Kilpatrick taught summers at the University of Georgia, 1906, 1908, and 1909; the University of the South (Sewanee), 1907; was visiting professor, Northwestern University, 1937–38, and taught summer sessions there, 1939–1941; taught summer sessions, Stanford University, 1938; University of Kentucky, 1942; University of North Carolina, 1942; and University of Minnesota, 1946. His trips abroad included school visits, lectures, and meetings with prominent educators in Italy, Switzerland, and France, May–June 1912; Europe and Asia, August 1926-June 1927; and round the world, August–December 1929.

He received honorary LL.D. degrees from Mercer University, 1926; Columbia University, 1929; and Bennington College, 1938 (which he helped found in 1923 and where he was president of the board of trustees, 1931–38); the honorary D.H.L. degree from the College of Jewish Studies, 1952; and the Brandeis Award for humanitarian service, 1953.

After retiring from TCCU, 1937, he was president of the New York Urban League, 1941–51; chairman of American Youth for World Youth, 1946–51; chairman of the Bureau of International Education, 1940–51.

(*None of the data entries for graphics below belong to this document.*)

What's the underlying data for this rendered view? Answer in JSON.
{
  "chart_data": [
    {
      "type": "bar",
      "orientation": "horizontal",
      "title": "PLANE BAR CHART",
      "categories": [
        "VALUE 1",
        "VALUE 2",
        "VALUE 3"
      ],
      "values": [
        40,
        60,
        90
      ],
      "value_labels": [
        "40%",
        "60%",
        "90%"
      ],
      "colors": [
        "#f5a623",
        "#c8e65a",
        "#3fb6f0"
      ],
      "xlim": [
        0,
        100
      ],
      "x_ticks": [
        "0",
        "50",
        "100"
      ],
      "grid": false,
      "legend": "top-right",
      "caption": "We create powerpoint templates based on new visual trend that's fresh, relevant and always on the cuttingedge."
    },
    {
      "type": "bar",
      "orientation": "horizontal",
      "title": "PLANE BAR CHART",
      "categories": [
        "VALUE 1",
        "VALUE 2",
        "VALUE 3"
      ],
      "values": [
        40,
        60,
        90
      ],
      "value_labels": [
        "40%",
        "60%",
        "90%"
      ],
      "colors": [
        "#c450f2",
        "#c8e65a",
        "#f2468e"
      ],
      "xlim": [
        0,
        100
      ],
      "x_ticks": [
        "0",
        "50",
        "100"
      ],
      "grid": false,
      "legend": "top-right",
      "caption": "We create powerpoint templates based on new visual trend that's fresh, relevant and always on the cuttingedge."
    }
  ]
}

Kilpatrick had several critics but many more admirers and followers. His eighty-fifth birthday, November 20, 1956, celebrated at Horace Mann Auditorium, TCCU, resulted in a special March 1957 issue of Progressive Education, "William Heard Kilpatrick Eighty-Fifth Anniversary," containing 10 articles. Both heralded and criticized as John Dewey's chief educational interpreter, Kilpatrick was a leading advocate of progressive education.

He died after a long illness in New York City on February 13, 1965, at the age of 93.

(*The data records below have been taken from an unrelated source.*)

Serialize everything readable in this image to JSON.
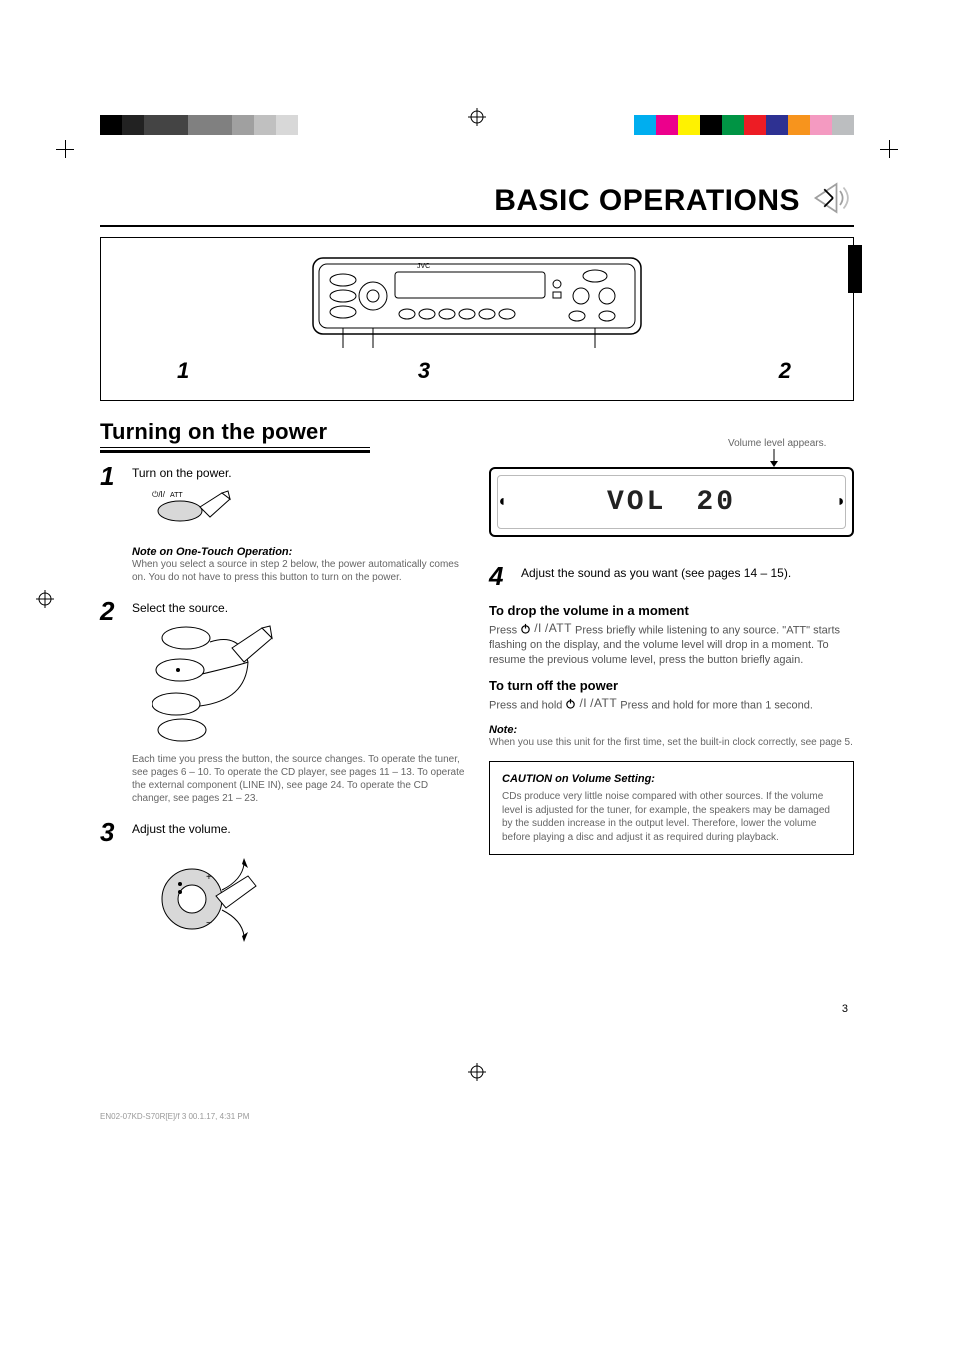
{
  "registration": {
    "left_swatches": [
      "#000000",
      "#222222",
      "#444444",
      "#444444",
      "#808080",
      "#808080",
      "#a0a0a0",
      "#c0c0c0",
      "#d8d8d8",
      "#ffffff"
    ],
    "right_swatches": [
      "#00aeef",
      "#ec008c",
      "#fff200",
      "#000000",
      "#009444",
      "#ed1c24",
      "#2e3192",
      "#f7941d",
      "#f49ac1",
      "#bcbec0"
    ]
  },
  "title": "BASIC OPERATIONS",
  "device_callouts": [
    "1",
    "3",
    "2"
  ],
  "section_h2": "Turning on the power",
  "steps": {
    "s1": {
      "n": "1",
      "text": "Turn on the power.",
      "note_title": "Note on One-Touch Operation:",
      "note_body": "When you select a source in step 2 below, the power automatically comes on. You do not have to press this button to turn on the power."
    },
    "s2": {
      "n": "2",
      "text": "Select the source.",
      "body": "Each time you press the button, the source changes. To operate the tuner, see pages 6 – 10. To operate the CD player, see pages 11 – 13. To operate the external component (LINE IN), see page 24. To operate the CD changer, see pages 21 – 23."
    },
    "s3": {
      "n": "3",
      "text": "Adjust the volume."
    },
    "s4": {
      "n": "4",
      "text": "Adjust the sound as you want (see pages 14 – 15)."
    }
  },
  "lcd": {
    "label": "VOL",
    "value": "20",
    "caption": "Volume level appears."
  },
  "drop_vol": {
    "h": "To drop the volume in a moment",
    "glyph": "/ATT",
    "body": "Press briefly while listening to any source. \"ATT\" starts flashing on the display, and the volume level will drop in a moment. To resume the previous volume level, press the button briefly again."
  },
  "turn_off": {
    "h": "To turn off the power",
    "glyph": "/ATT",
    "body": "Press and hold for more than 1 second.",
    "note_title": "Note:",
    "note_body": "When you use this unit for the first time, set the built-in clock correctly, see page 5."
  },
  "caution": {
    "title": "CAUTION on Volume Setting:",
    "body": "CDs produce very little noise compared with other sources. If the volume level is adjusted for the tuner, for example, the speakers may be damaged by the sudden increase in the output level. Therefore, lower the volume before playing a disc and adjust it as required during playback."
  },
  "page_number": "3",
  "footer_file": "EN02-07KD-S70R[E]/f     3                                     00.1.17, 4:31 PM"
}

==Philosophy of education==
Kilpatrick developed the Project Method for early childhood education, which was a form of Progressive Education that organized curriculum and classroom activities around a subject's central theme. He believed that the role of a teacher should be that of a "guide" as opposed to an authoritarian figure. Kilpatrick believed that children should direct their own learning according to their interests and should be allowed to explore their environment, experiencing their learning through the natural senses. Proponents of Progressive Education and the Project Method reject traditional schooling that focuses on memorization, rote learning, strictly organized classrooms (desks in rows; students always seated), and typical forms of assessment. He has been described as a developmentalist.

Kilpatrick published Foundations of Method – Informal Talks on Teaching in 1925.

==Political views==
Kilpatrick was a democratic socialist and served on the board of directors of the League for Industrial Democracy.